“A worst-case scenario, in which oil prices jump to $200/bbl would pose severe risks to global growth, inflation and policymaking. Asia, as a heavy oil importer, is the most vulnerable region…” This is extracted from Business Monitor International’s (BMI) newly published MENA Crisis: The Key Risk To Global Recovery And Stability, which examines the consequences of popular uprisings in the Middle East and North Africa for the region’s evolution, and the impact of the unrest on the economies of Asia, Europe, Africa, and Latin America. All this at a time when Saudi Arabia’s minerals industry is coming of age – as noted in the forthcoming April issue of International Mining.No country in the region is completely immune to experiencing large-scale social unrest, according to BMI. Indeed, the upcoming ‘Day of Rage’ in Saudi Arabia highlights the growing risks to regimes that were previously assumed to be fundamentally stable. Key findings:
- Algeria, Bahrain, Iran, and Yemen are at most risk of further instability. No state is immune to unrest and even Saudi Arabia is vulnerable. Any disturbances there could cause oil prices to surge to $200/bbl
- Most Asian countries import more than 90% of their oil needs leaving them particularly vulnerable to high oil prices. Singapore, India, Vietnam, Indonesia and South Korea are most at risk
- A sharp spike to $200/bbl (followed by a sharp drop) would shave about 0.5pp from BMI’s forecast of 3.1% US growth in 2011 and 0.8pp from its 1.8% Eurozone forecast.

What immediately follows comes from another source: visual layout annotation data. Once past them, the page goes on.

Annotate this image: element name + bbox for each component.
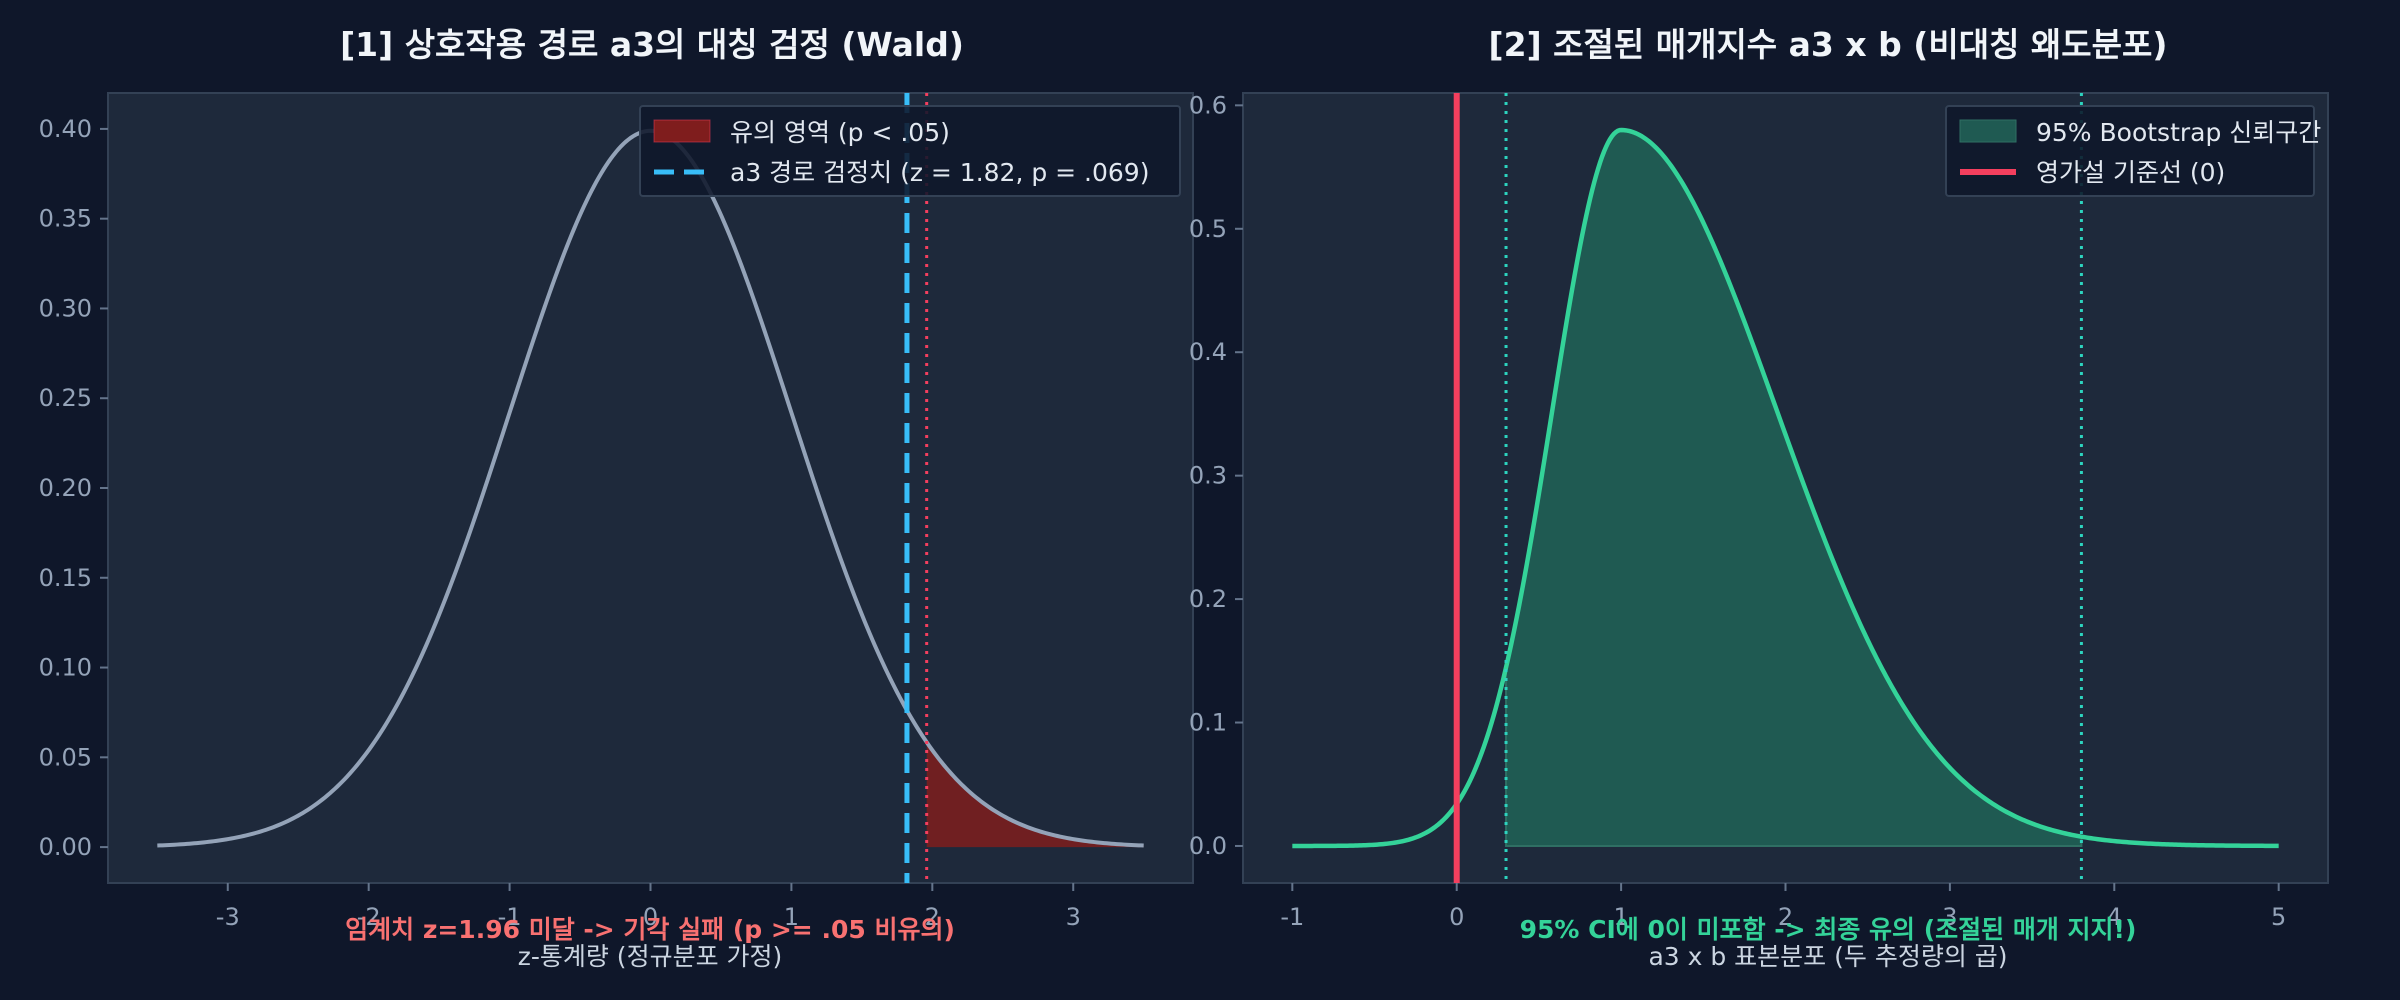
y-tick-label: 0.3 <box>1189 462 1227 490</box>
chart-1-legend: 유의 영역 (p < .05) a3 경로 검정치 (z = 1.82, p =… <box>639 105 1181 197</box>
chart-1-significance-region <box>926 742 1144 848</box>
chart-2-annotation: 95% CI에 0이 미포함 -> 최종 유의 (조절된 매개 지지!) <box>1520 915 2137 944</box>
x-tick-label: 2 <box>925 903 940 931</box>
x-tick-label: -1 <box>1280 903 1304 931</box>
chart-1-plot-area <box>107 92 1194 884</box>
y-tick-label: 0.05 <box>39 743 92 771</box>
y-tick-label: 0.10 <box>39 654 92 682</box>
x-tick-label: -2 <box>357 903 381 931</box>
y-tick-label: 0.0 <box>1189 832 1227 860</box>
x-tick-label: 3 <box>1066 903 1081 931</box>
y-tick-label: 0.35 <box>39 205 92 233</box>
y-tick-label: 0.40 <box>39 115 92 143</box>
chart-2: [2] 조절된 매개지수 a3 x b (비대칭 왜도분포) 0.0 0.1 0.2… <box>1189 25 2329 971</box>
legend-label-statistic: a3 경로 검정치 (z = 1.82, p = .069) <box>730 158 1149 187</box>
x-tick-label: 4 <box>2107 903 2122 931</box>
legend-swatch-significance <box>653 119 711 143</box>
chart-2-legend: 95% Bootstrap 신뢰구간 영가설 기준선 (0) <box>1945 105 2321 197</box>
y-tick-label: 0.6 <box>1189 91 1227 119</box>
x-tick-label: 0 <box>643 903 658 931</box>
x-tick-label: 0 <box>1449 903 1464 931</box>
legend-label-significance: 유의 영역 (p < .05) <box>730 118 950 147</box>
y-tick-label: 0.5 <box>1189 215 1227 243</box>
y-tick-label: 0.15 <box>39 564 92 592</box>
x-tick-label: 2 <box>1778 903 1793 931</box>
y-tick-label: 0.2 <box>1189 585 1227 613</box>
y-tick-label: 0.00 <box>39 833 92 861</box>
x-tick-label: 3 <box>1942 903 1957 931</box>
legend-swatch-ci <box>1959 119 2017 143</box>
legend-label-null: 영가설 기준선 (0) <box>2036 158 2225 187</box>
chart-2-xlabel: a3 x b 표본분포 (두 추정량의 곱) <box>1648 942 2007 971</box>
y-tick-label: 0.4 <box>1189 338 1227 366</box>
x-tick-label: 1 <box>784 903 799 931</box>
x-tick-label: 1 <box>1613 903 1628 931</box>
chart-1-annotation: 임계치 z=1.96 미달 -> 기각 실패 (p >= .05 비유의) <box>345 915 955 944</box>
y-tick-label: 0.25 <box>39 384 92 412</box>
y-tick-label: 0.1 <box>1189 709 1227 737</box>
chart-1-title: [1] 상호작용 경로 a3의 대칭 검정 (Wald) <box>340 25 964 64</box>
legend-label-ci: 95% Bootstrap 신뢰구간 <box>2036 118 2321 147</box>
y-tick-label: 0.20 <box>39 474 92 502</box>
x-tick-label: -3 <box>216 903 240 931</box>
y-tick-label: 0.30 <box>39 294 92 322</box>
chart-1-xlabel: z-통계량 (정규분포 가정) <box>518 942 783 971</box>
x-tick-label: 5 <box>2271 903 2286 931</box>
x-tick-label: -1 <box>498 903 522 931</box>
chart-2-title: [2] 조절된 매개지수 a3 x b (비대칭 왜도분포) <box>1489 25 2168 64</box>
chart-1: [1] 상호작용 경로 a3의 대칭 검정 (Wald) 0.00 0.05 0.1… <box>39 25 1194 971</box>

On a global basis, net oil importers would unsurprisingly be hardest hit, with Turkey, South Africa, Singapore and India the worst off
- Oil exporting countries including Venezuela, Nigeria, Angola, and Russia stand to benefit from the crisis, but if oil prices rise too high and remain elevated, these states will suffer as the global recovery falters
- Supply-side risks to oil and massive political uncertainty in a strategically important region are bad news for risk trades across global financial markets.